In a letter https://bit.ly/3I0DPmB to the non-profit commission known as the CPD, which has run presidential debates since 1988, Republican National Committee Chairwoman Ronna McDaniel said the party was considering amending its rules to ensure its candidates do not attend the debates because of concerns about “whether the CPD credibly can provide a fair and impartial forum for presidential debates.”
She said the party would try to help future Republican presidential nominees participate in debates that are organized more fairly.
It is unclear what format those debates would take or whether they would take place as often as in recent decades. Prior to the debate commission’s founding in 1987, political parties or campaigns negotiated directly on the terms of debates.
The looming schism comes as U.S. political divisions have grown deeper and the possibility of fewer debates could leave Americans with less access to unfiltered information about their aspiring leaders.
At the same time, Republicans have long accused the debate commission, which was founded to codify the debates as a permanent part of presidential elections, of being biased in favor of Democratic candidates.

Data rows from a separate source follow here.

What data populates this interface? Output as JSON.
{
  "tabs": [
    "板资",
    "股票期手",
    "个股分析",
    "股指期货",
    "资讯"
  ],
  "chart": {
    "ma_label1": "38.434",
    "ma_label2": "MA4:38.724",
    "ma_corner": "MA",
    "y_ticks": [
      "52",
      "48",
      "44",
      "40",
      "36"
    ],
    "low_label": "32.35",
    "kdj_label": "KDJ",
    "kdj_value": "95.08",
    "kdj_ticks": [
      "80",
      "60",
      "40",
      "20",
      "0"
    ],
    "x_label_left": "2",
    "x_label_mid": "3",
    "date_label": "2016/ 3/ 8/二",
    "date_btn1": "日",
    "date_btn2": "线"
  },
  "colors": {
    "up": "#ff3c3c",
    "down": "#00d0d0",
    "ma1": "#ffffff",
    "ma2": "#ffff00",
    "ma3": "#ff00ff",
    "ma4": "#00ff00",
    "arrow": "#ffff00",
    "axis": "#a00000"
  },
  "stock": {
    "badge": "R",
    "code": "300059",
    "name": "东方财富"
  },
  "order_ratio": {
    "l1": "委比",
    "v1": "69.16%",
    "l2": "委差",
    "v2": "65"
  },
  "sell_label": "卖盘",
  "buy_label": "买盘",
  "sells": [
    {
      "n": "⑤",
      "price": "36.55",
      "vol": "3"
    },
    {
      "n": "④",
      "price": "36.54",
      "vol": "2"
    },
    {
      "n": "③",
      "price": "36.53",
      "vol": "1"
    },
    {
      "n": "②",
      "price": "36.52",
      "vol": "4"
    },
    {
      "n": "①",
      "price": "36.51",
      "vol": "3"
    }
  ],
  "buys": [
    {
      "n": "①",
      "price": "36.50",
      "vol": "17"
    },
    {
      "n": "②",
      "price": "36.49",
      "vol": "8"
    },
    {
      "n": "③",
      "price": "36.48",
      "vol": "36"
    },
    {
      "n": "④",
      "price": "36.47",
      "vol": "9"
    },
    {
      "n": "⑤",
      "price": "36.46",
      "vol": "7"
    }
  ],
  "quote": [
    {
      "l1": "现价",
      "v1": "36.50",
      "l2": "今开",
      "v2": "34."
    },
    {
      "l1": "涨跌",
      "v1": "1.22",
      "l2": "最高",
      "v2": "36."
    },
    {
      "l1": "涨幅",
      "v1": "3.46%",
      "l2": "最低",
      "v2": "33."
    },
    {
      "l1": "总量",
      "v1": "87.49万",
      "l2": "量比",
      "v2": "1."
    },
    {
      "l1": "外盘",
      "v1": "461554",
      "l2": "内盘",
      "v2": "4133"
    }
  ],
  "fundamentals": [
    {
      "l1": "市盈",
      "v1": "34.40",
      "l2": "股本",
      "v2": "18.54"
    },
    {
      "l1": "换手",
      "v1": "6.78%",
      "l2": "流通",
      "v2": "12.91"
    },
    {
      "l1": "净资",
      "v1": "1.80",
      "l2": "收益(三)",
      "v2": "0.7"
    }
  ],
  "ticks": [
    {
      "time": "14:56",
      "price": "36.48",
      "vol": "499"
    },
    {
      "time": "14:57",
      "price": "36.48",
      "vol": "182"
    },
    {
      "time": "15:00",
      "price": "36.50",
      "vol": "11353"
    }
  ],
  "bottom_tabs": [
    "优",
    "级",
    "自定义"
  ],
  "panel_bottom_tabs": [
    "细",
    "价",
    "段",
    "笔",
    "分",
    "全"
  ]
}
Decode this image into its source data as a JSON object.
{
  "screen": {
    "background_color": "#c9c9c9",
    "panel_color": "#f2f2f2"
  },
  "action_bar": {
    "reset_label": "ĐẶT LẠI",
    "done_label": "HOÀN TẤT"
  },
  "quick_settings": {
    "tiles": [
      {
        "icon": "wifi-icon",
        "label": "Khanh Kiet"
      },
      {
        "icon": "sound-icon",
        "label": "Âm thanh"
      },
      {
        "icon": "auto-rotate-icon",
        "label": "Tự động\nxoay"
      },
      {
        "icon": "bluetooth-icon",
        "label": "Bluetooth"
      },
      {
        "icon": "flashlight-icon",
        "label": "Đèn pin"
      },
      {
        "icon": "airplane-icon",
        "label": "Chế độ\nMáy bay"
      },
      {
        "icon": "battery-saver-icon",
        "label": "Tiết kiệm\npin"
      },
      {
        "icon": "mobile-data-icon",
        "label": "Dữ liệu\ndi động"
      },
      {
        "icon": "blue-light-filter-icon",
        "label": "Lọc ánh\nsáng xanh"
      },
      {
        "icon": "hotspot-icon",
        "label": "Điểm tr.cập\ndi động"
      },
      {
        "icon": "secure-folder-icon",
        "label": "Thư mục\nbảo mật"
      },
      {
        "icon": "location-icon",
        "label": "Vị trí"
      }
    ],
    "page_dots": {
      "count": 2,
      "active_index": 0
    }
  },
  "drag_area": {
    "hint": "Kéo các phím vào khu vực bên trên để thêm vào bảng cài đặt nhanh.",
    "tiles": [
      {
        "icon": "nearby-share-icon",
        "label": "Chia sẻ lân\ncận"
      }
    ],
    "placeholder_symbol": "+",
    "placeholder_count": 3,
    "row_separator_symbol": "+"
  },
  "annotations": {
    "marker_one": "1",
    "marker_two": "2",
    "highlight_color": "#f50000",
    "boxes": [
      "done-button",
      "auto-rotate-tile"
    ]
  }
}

Republicans are also concerned that the commission could hold its first debate for the 2024 presidential contest after the start of early voting, as it did in 2020, McDaniel said.
Last year, McDaniel and other party officials asked the commission to agree to changes in how it conducts its business and how the debates were held.
The RNC rule change could be made official at a party meeting in Salt Lake City in February, McDaniel said.